É a senha. A plateia explode, cantando numa só voz o sonho anarquista de um outro mundo possível. Você pode não estar dentro da sociedade alternativa, mas a sociedade alternativa sempre esteve dentro de você. E por alguns minutos, a força da música torna real esse anseio coletivo. Talvez seja esse o segredo: cantar sempre. Para que o sonho não se dissipe.
Besta é quem quer ser prefeito: Raulzito queria ser roqueiro. Já que a formiga só trabalha porque não sabe cantar, Raulzito pegou a linha 743 e foi ser cigarra. Mas uma cigarra de dez mil anos não pode ter compromisso com nada a não ser com sua própria precisão de cantar. Então Raulzito cantou. E sua música diferente o fez um dos mais criativos e significativos artistas de todos os tempos. Sua estrada ele a trilhou sozinho, e por isso foi único e sempre surpreendente.
Desde a juventude em Salvador, nos anos 1960, tocando rock com os amigos, Raul já não se enquadrava. Depois, muito menos. Sua obra dança com o rock, com a mpb e com o universo lúdico infantil, mas dança também com elementos populares como o baião, o forró e o bolero. Raul é tão eclético quanto indefinível: toca em cabaré de periferia, festinha chique, aniversário de criança e embalo cabeça. Os hippies adotaram sua loucura real. Os esquerdistas zumbizaram com sua mosca na sopa para perturbar o sono da ditadura. A mídia curtiu com seu corpo por mais de dez anos. Os místicos rezaram com ele e o parceiro Paulo Coelho no caminho do início, do fim e do meio. O povo simples e os intelectuais riram de sua deliciosa irreverência. Como explicar tal metamorfose ambulante?
Em 1973, ele aparecia, provocador, dizendo que o ouro dos tolos ele não queria. Sua música nos pôs um espelho à frente do rosto e nos sentimos uns grandessíssimos idiotas, humanos, ridículos e limitados: é o Raul cutucador daqueles que morreram e nem sabem qual foi o mês. O Raul pacifista transparece ao dizer que o soldado não foi para a guerra porque sabia que o inimigo também não estaria lá. O crítico político fala dos quarenta ladrões de Ali Babá, aqueles que não querem nada com a pátria amada, e por ser verdadeiro foi censurado.

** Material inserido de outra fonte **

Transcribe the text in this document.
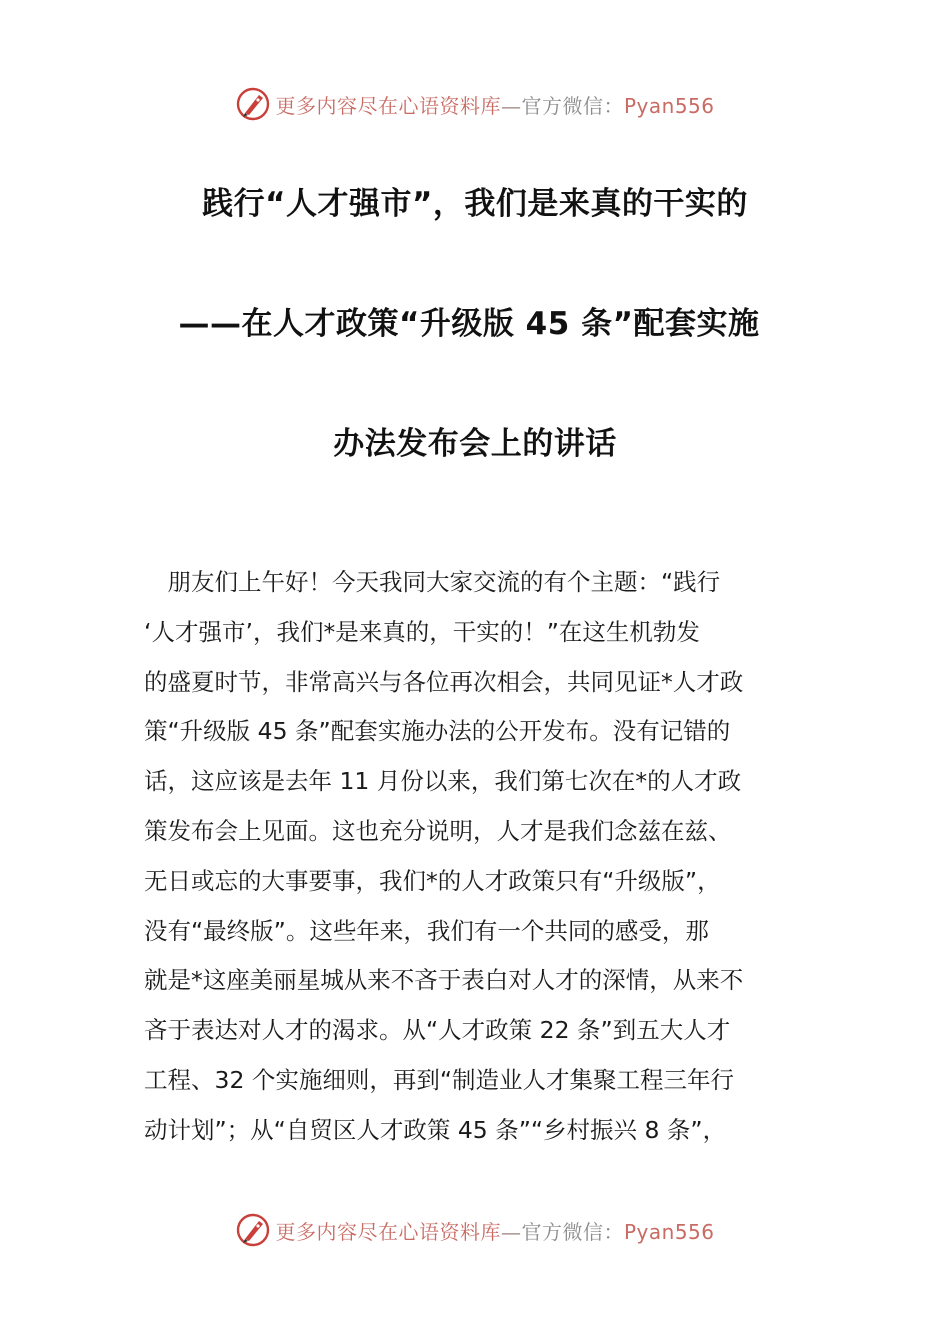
更多内容尽在心语资料库—官方微信：Pyan556
践行“人才强市”，我们是来真的干实的
——在人才政策“升级版 45 条”配套实施
办法发布会上的讲话
　朋友们上午好！今天我同大家交流的有个主题：“践行
‘人才强市’，我们*是来真的，干实的！”在这生机勃发
的盛夏时节，非常高兴与各位再次相会，共同见证*人才政
策“升级版 45 条”配套实施办法的公开发布。没有记错的
话，这应该是去年 11 月份以来，我们第七次在*的人才政
策发布会上见面。这也充分说明，人才是我们念兹在兹、
无日或忘的大事要事，我们*的人才政策只有“升级版”，
没有“最终版”。这些年来，我们有一个共同的感受，那
就是*这座美丽星城从来不吝于表白对人才的深情，从来不
吝于表达对人才的渴求。从“人才政策 22 条”到五大人才
工程、32 个实施细则，再到“制造业人才集聚工程三年行
动计划”；从“自贸区人才政策 45 条”“乡村振兴 8 条”，
更多内容尽在心语资料库—官方微信：Pyan556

Mas um caubói fora da lei como ele, que já perdera o medo da chuva, sabia mexer na panela do diabo. O que ele queria, ele conseguiria.
Raul foi um bendito fenômeno musical, mdc da mpb. O visionário genial que misturou maluquez e lucidez, rock e berimbau, bom humor e contestação, carimbando nosso passaporte para a liberdade e os sonhos. O maldito provocador que lembrou que o rock é filho do diabo e que lutou por seu direito de deixar Jesus sofrer. O artista multifacetado e incomodamente verdadeiro, que uma vez, acredite, foi preso e espancado por considerarem-no um impostor dele próprio. Que não sabia para onde estava indo, mas sabia que estava em seu caminho. Raul trilhou como poucos os caminhos interiores da experimentação de si mesmo, fazendo de cada revelação trampolim para as seguintes, cantando em suas metáforas a grande insanidade da busca.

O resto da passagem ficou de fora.